A third man, Patrick Rex Griffiths earlier this year pleaded guilty to first-degree robbery with a deadly weapon in connection with the case.

As part of his plea agreement, Griffiths agreed to testify against Gobat.

Prosecutors allege that the trio attacked Barker, 37, outside Madison Elementary School.

Barker died on the way to the hospital.

The medical examiner found numerous injuries, including two deep stab wounds to the chest and back. He also had been clobbered on the head.

Phone records indicate that Barker likely had gone to the school to buy drugs from a woman who lives nearby. Phone records also show that she called and sent text messages to Gobat in the minutes leading up to the attack, including one message that read, “Get that cash I need it.”

Barker was still clutching $30 when paramedics began efforts to save his life.
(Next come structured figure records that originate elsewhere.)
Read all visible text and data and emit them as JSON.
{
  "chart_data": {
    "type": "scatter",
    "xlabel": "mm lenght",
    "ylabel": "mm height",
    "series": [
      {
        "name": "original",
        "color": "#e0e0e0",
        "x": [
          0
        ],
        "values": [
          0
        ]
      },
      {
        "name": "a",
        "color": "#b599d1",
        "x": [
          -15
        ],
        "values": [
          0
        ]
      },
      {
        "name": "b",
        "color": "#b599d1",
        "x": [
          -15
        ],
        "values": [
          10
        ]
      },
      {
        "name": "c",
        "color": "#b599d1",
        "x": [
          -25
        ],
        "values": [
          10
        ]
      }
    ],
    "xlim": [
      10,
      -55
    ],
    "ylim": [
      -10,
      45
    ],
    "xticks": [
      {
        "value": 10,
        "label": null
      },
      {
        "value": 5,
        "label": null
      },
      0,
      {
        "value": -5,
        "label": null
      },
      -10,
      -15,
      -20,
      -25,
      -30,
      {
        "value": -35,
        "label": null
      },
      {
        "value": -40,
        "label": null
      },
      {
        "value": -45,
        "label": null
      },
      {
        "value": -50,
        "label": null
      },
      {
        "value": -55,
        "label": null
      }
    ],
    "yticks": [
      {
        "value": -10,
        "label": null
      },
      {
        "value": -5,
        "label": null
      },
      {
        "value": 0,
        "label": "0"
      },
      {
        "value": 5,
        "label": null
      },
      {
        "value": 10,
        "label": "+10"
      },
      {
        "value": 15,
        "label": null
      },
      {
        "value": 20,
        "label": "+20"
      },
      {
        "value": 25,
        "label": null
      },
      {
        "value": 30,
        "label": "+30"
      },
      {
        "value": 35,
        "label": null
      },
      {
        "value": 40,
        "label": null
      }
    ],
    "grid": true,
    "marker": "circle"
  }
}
Everett detectives learned that the men returned to the woman’s house after the attack. One witness reported that the men washed their clothes in the shower. Ruiz allegedly handed a woman a knife and asked her to hide it, court papers said. A witness told detectives Ruiz re-enacted how he had stabbed a man at the school, Baldock wrote in court papers.

When questioned by detectives, Ruiz and Griffiths had conflicting accounts of their involvement. Both denied stabbing Barker or being the primary attacker. Ruiz said he was kicked in the chin while trying to break up the attack. Griffiths first told detectives that he went back to the car when he saw the other two attack a man. He later admitted that he punched Barker several times so the others wouldn’t think he was a wimp, Baldock wrote.

Gobat declined to speak with investigators.